In Ralph Hartley's 1928 paper, "Transmission of Information", he outlines a quantification of information as, $H = log(s^n)$.
H = information
s = number of primary symbols
n = number of selections made
In the beginning of the paper, he gives the intuitive suggestion that the total number of possible sequences given $s$ primary symbols and $n$ selections, $s^n$ may be used as a measure of information. However, he then goes on to suggest that this measure is not suitable and that information should be related to $n$ by a constant that is proportion to $s$. I cannot convince myself the validity of this argument, and I suspect the reason may be a practical one related to some aspect of engineering.

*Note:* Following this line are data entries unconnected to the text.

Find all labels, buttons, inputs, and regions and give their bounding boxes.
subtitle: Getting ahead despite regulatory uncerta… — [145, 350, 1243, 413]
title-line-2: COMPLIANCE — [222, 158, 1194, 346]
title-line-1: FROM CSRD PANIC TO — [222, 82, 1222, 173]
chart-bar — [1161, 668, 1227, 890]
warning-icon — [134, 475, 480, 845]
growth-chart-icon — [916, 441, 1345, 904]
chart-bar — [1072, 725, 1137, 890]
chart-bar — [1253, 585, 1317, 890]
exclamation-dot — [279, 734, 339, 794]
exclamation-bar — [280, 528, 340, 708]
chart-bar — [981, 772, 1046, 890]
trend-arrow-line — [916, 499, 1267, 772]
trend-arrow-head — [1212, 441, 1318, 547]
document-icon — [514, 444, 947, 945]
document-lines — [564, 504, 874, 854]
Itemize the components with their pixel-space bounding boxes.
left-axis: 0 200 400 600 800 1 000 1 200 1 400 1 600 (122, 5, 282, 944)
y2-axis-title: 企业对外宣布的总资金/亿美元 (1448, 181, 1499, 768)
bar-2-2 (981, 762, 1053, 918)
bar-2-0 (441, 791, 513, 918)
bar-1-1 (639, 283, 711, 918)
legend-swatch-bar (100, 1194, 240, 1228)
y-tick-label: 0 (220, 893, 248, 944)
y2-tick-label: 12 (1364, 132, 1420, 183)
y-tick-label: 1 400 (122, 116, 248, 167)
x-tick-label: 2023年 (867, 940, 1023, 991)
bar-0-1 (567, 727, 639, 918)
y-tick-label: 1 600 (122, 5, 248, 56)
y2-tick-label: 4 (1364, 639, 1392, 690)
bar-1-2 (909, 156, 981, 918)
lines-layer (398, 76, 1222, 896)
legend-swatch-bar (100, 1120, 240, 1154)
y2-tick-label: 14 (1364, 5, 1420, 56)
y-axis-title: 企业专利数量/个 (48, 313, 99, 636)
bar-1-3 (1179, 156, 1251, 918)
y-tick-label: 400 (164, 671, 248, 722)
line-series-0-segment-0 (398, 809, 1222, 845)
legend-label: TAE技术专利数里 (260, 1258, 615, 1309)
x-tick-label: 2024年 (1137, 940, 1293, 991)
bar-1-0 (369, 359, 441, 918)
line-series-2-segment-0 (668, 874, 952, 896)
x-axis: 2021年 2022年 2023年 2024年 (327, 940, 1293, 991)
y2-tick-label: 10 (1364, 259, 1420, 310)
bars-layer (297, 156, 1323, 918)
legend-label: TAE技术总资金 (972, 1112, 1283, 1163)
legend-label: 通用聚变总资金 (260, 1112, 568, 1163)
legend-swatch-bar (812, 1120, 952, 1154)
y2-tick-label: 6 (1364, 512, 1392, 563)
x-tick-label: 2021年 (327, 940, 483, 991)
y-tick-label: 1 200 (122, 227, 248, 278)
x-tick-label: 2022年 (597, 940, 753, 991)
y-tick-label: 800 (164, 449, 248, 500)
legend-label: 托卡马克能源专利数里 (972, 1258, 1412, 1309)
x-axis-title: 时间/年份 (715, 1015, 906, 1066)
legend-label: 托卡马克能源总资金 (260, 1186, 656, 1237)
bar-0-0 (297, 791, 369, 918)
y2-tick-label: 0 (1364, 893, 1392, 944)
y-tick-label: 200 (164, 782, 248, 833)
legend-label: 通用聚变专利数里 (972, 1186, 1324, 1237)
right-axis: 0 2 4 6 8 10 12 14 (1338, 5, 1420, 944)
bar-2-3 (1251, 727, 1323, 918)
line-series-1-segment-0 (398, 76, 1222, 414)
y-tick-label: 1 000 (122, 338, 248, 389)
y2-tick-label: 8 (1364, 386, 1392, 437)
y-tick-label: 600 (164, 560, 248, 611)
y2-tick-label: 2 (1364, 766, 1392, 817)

His justification is on page 5 of this document, I'm hoping someone could provide a more accessible explanation. http://www.uni-leipzig.de/~biophy09/Biophysik-Vorlesung_2009-2010_DATA/QUELLEN/LIT/A/B/3/Hartley_1928_transmission_of_information.pdf
Thank you.
Storing/transmitting $n$ symbols $x_1,\ldots x_n$ will clearly take half the memory/time as that of $2n$ symbols $x_1,\ldots,x_n,x_{n+1},\ldots,x_{2n}.$ So information should grow linearly with $n$ while the original measure $s^n$ would grow exponentially.
As for the proportionality constant, if we number the symbols from 1 to $n$ the number of digits we require is $\lceil \log_b s \rceil$ where $b$ is the base of the representation, $b=2,$ for base 2 etc. We just omit the ceiling for simplicity and ease of manipulation.